Rysunek 5 Wyścig UCI CST Gdynia Maraton
Autor: Tomasz Ferenc
Rok 2022 przyniósł jeszcze jedną ważną nowinkę w polskim oraz światowym kolarstwie. W Starachowicach po raz pierwszy odbyły się Mistrzostwa Polski w kolarstwie gravelowym. Zaś w włoskiej Wenecji Euganejskiej zorganizowano Mistrzostwa Świata. I choć w obu miejscach postawiono na wyścigowy dystans poniżej 200 kilometrów to same trasy zdecydowanie różniły się od siebie. Jak bardzo? Otóż w Polsce zwycięzca pokonał rundę na rowerze MTB, zaś we Włoszech najszybszy okazał się rower szosowy.

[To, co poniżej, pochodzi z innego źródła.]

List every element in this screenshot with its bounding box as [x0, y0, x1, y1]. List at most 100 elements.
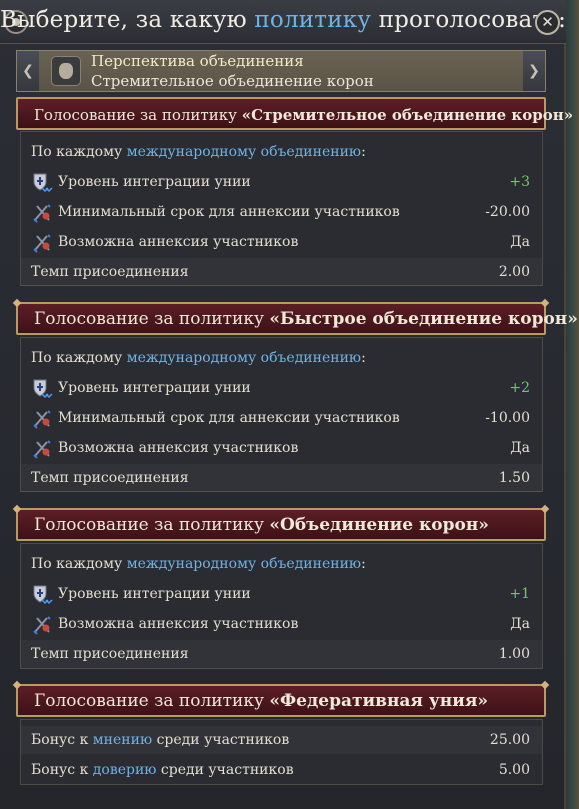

I właśnie trend światowy jest moim zdaniem najbardziej słusznym kierunkiem rozwoju kolarstwa gravelowego. Według mnie rowerowi gravelowemu zdecydowanie bliżej do roweru szosowego – szybko przemieszczającego się po lekkich, równych, kurzących się szutrach. A jak szosa to zdecydowanie większa prędkość i oczywiście ściganie. Ale nie takie z wkalkulowaną przerwą na drzemkę tylko prawdziwy racing, gdzie od startu tętno szybuje w górę i nie spada do samej mety! Prędzej czy później ludzie poruszający się z prędkościami około 20 km/h zorientują się, że mogę znaleźć znacznie wygodniejszy i tańszy rower trekkingowy lub crossowy, że rower górski, z porządnym amortyzatorem, zdecydowanie lepiej sprawdzi się w cięższym terenie, a bikepacking jest o niebo przyjemniejszy siedząc na siodełku w bardziej wyprostowanej pozycji. Historia zatoczy koło. Gravel zaś skupi miłośników wyścigów. Szczególnie tych, którzy chcieliby uciec z szosy, ale niekoniecznie chcieliby chować sportowe ambicje w szafie. Już w 2023 roku w kalendarzu imprez gravelowych pojawiło się nieco więcej zawodów rozgrywanych w formule gravel racing, a rok 2024 przynosi kolejne nowości wśród imprez w takim wydaniu. I chociaż nie mam nic przeciwko wykorzystywania gravela do każdego rodzaju kolarstwa to jednak mocno trzymam kciuki za gravel racingowy kierunek rozwoju tej dyscypliny!